Depuis le début, le dossier Politkovskaïa a été un enjeu politique. On se souvient du procureur général Iouri Chaïka annonçant triomphalement que des «ennemis de la Russie, établis à l'étranger» - autrement dit l'oligarque Boris Berezovski exilé à Londres - auraient fait liquider la journaliste pour nuire aux intérêts de la Russie. Une thèse qualifiée d'absurde par la Novaïa Gazeta, le journal d'opposition où travaillait Anna Politkovskaïa. Dans ses colonnes, Petros Garibian, l'enquêteur en charge, avait fait état, l'année dernière, du «contrôle des autorités sur l'instruction» (et promet, cette année, que la recherche des commanditaires se poursuivra). Ensuite, des fuites ciblées émanant des organes de sécurité ont permis à l'assassin de se volatiliser, un scandale dénoncé par Novaïa Gazeta, qui a relevé toute une série d'interférences des services spéciaux (FSB, ex-KGB) visant à torpiller l'enquête, avant qu'elle ne conduise à des personnalités liées au pouvoir. Dmitri Mouratov, le directeur de la Novaïa Gazeta, exige que ces agents indiscrets soient identifiés.
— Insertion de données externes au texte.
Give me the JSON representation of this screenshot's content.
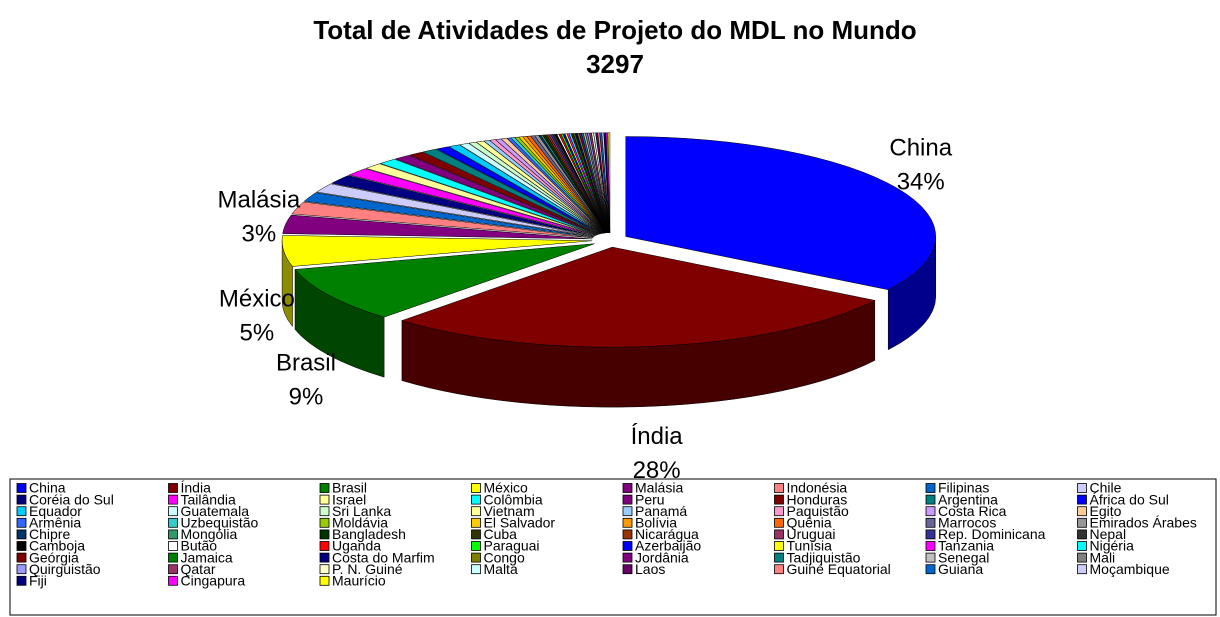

Lors du premier anniversaire de la mort d'Anna, il avait accusé les services spéciaux russes d'être à l'origine de dizaines de crimes sanglants perpétrés ces dernières années dans le pays. L'enquête parallèle menée par les collègues d'Anna Politkovskaïa démontre par ailleurs l'incroyable collusion entre collaborateurs du FSB ou du MVD (Ministère de l'intérieur) et la pègre, notamment tchétchène... Lundi dernier, le journal a publié une liste de questions restées sans réponse: qui a ordonné la surveillance de la journaliste et qui l'a suivie en dehors des frères Makhmoudov? Qui a fourni le faux passport au tueur évadé à l'étranger? Où sont passés les résultats des écoutes téléphoniques de certains accusés?

Les pistes pointent dans deux directions qui s'excluent l'une l'autre: soit les services secrets russes, soit la direction tchétchène pro-russe avec, à sa tête, Ramzan Kadyrov. Tous détestaient Politkovskaïa et ses articles, alors qu'ils se disputaient âprement le contrôle de la république tchétchène. Et tous deux avaient intérêt à faire attribuer le meurtre à l'autre partie.

Selon la journaliste Julia Latynia, la version FSB serait plus vraisemblable, puisque les prévenus sont tous de mèche avec les services secrets russes. Tandis que son collègue Viatcheslav Izmaïlov a dressé le cocasse inventaire des «règlements extrajudiciaires» survenus ces dernières années en Russie et dans le monde, portant tous la signature du FSB.